Le décalage existant entre lieu actualisé et corps exposé, résumé dans la question de la condensation du temps dans un même lieu manifeste toute une série d’aspects liés à la notion de complémentarité. Tandis que la position de l’artiste souligne l’importance que revêt cette dualité ou cette complémentarité pour l’homme. L’artiste vient pour proposer d’autres façons de voir et de faire voir cette réalité qui s’est formée selon un schéma complexe au fil du temps. En quelques pages et à partir de ce petit nombre de notions, ce chapitre se poursuivra par le récit des épisodes importants de l’histoire inscrits dans la physionomie particulière d’Afka.

Il s’agit d’un corps et d’un lieu, qui même isolés l’un de l’autre, se mettent en valeur réciproquement, car leur situation implique la dépendance de l’un envers l’autre. Par la suite, il ne sera plus possible de concevoir leur séparation. Les concepts de l’éphémère et de la création d’un monde qui dépasse le tridimensionnel et la matière ne peuvent pas affirmer dans leur architectonique un dépassement du concept du lieu corps comme étant une entité de support. La production esthétique est mise en question. Tandis que l’art dans ses états les plus conceptuels n’a jamais existé hors de son lieu, hors de son corps et de son contexte. La conception du lieu et du corps nécessite une représentation basée sur les notions théoriques, mais le plus important c’est la réalisation pratique à travers la sculpture elle-même. En poursuivant cette démarche jusqu’au bout et en explorant de façon approfondie des axes problématiques principaux, cette thèse parviendra aux finalités souhaitées. C’est en annonçant à l’avance les analyses et les conclusions liées à ma problématique de départ, et annoncées dans le titre de cette partie que le lieu du temple d’Astarté prendra sa place centrale comme sujet théorique de ce travail. La description détaillée de plusieurs visites à Afka effectuées ces dernières années, expliquera le sujet et le style de travail que j’effectue, tandis que ce chapitre constitue une condensation de ma conception concernant le rapport du lieu et du corps. La tentative de

montrer une installation dans le temple d’Astarté, représente pour moi comme un défi d’artiste. À Afka, l’ampleur du lieu s’impose d’emblée et les monuments historiques et naturels semblent ouvrir les bras aux sculptures, en même temps qu’ils se prêtent aux interprétations théoriques.
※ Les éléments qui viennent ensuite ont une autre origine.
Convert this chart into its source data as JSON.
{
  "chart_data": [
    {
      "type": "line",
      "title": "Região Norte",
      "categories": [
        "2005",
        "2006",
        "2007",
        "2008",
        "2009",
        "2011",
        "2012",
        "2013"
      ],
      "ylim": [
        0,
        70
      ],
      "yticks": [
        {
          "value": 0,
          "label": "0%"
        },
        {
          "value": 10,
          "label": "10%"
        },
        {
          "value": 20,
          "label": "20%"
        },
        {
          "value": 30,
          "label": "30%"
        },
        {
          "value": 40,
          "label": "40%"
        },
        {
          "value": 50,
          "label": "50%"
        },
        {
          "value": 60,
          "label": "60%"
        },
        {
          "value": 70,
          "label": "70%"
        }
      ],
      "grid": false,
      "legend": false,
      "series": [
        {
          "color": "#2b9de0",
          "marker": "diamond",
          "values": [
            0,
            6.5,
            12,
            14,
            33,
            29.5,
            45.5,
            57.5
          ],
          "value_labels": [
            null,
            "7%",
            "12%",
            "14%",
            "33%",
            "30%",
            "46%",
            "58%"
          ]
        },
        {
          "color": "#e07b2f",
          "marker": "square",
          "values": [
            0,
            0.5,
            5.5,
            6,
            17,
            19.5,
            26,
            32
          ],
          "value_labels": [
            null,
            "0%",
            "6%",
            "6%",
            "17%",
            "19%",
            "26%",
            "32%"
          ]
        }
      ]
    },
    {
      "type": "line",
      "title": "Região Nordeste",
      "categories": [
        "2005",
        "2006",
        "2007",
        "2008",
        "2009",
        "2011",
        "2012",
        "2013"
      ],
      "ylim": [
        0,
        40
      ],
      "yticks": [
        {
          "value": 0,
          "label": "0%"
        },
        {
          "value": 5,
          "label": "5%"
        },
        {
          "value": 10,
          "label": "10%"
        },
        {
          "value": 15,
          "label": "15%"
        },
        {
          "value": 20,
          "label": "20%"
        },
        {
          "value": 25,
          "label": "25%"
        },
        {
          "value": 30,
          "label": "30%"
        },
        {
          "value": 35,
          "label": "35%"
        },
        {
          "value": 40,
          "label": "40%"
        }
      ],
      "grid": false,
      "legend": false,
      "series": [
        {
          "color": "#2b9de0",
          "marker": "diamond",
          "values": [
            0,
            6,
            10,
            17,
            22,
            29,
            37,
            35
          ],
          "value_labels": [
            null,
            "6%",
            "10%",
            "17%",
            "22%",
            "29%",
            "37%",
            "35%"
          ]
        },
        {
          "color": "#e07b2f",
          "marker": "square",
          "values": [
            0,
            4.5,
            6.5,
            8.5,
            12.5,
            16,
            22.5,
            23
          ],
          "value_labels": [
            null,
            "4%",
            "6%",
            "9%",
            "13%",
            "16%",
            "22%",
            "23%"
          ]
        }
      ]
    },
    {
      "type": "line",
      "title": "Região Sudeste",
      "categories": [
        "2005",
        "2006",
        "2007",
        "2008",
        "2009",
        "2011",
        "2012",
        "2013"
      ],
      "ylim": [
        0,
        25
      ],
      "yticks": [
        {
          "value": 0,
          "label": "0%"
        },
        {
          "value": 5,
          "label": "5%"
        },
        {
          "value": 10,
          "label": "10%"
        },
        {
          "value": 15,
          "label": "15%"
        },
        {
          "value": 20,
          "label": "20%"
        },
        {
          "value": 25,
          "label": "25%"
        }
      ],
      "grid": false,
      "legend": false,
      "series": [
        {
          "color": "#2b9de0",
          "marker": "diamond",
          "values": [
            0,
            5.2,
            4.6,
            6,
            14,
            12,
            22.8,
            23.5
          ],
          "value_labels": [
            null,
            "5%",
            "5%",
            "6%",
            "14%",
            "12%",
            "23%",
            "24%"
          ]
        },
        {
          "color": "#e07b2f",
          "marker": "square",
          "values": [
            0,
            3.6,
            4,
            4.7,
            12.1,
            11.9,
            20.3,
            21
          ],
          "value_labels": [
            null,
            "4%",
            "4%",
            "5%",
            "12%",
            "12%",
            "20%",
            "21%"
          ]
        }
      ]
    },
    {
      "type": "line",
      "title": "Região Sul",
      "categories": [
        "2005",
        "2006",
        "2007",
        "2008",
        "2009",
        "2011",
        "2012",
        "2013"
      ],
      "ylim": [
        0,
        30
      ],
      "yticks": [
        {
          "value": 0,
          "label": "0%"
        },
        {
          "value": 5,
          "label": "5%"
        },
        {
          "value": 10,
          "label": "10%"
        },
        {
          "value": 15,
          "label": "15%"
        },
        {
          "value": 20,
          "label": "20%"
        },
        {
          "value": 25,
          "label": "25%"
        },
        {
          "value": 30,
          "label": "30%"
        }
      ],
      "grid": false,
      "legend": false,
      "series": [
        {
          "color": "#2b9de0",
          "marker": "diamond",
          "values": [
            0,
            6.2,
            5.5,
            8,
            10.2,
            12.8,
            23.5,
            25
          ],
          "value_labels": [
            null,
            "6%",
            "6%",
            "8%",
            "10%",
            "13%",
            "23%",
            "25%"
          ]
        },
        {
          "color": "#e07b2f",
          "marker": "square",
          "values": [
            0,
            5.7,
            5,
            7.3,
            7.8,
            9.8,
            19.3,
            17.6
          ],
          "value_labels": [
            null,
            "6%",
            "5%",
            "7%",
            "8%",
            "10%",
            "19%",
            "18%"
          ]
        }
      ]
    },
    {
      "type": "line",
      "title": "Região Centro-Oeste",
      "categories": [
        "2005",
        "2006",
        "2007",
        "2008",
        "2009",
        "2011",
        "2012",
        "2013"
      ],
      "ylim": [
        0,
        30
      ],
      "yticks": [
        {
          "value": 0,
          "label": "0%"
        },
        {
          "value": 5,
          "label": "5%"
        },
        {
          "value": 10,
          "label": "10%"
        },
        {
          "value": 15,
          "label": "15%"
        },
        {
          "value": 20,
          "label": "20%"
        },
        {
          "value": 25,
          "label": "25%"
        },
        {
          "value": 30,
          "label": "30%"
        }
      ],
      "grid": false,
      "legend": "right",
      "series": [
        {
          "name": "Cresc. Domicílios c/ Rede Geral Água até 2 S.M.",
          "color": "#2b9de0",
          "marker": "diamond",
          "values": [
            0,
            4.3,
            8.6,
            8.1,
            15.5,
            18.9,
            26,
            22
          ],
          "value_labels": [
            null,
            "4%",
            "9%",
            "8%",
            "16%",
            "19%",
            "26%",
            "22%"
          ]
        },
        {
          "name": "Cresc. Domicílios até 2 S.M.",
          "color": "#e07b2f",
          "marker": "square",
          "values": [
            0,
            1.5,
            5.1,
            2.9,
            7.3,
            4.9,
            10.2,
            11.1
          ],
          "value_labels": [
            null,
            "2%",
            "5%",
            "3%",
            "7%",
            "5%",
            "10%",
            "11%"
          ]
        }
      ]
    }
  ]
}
Alors mes réflexions se développent, mêlées à mes propres sensations lors de mes contemplations sur toutes ces considérations historiques et mythologiques. La tâche artistique et le positionnement théorique sur le terrain comme dans l’atelier relient les sculptures dans leur matérialité à un monde qui part de mon propre point de vue pour embrasser l’existence tout entière, et rejoindre par la pensée ce que la mythologie a fait de ce lieu particulier. Le cas précis d’Afka et de son fondement mythologique rejoint la question de la mort et de la résurrection. Il traduit le chemin de ma démarche artistique qui commence dans un lieu et ne se termine que dans une sculpture. Ma rencontre personnelle avec ce lieu persiste comme un désir qui s’impose à moi. D’où l’importance de cette expérience physique, dont le contact direct du corps à corps devient pour moi comme un évènement ardemment désiré. Si la relation entre le corps et l’espace est interactive, elle n’est pas toujours apaisée et se révèle parfois riche de concurrence et de rivalité.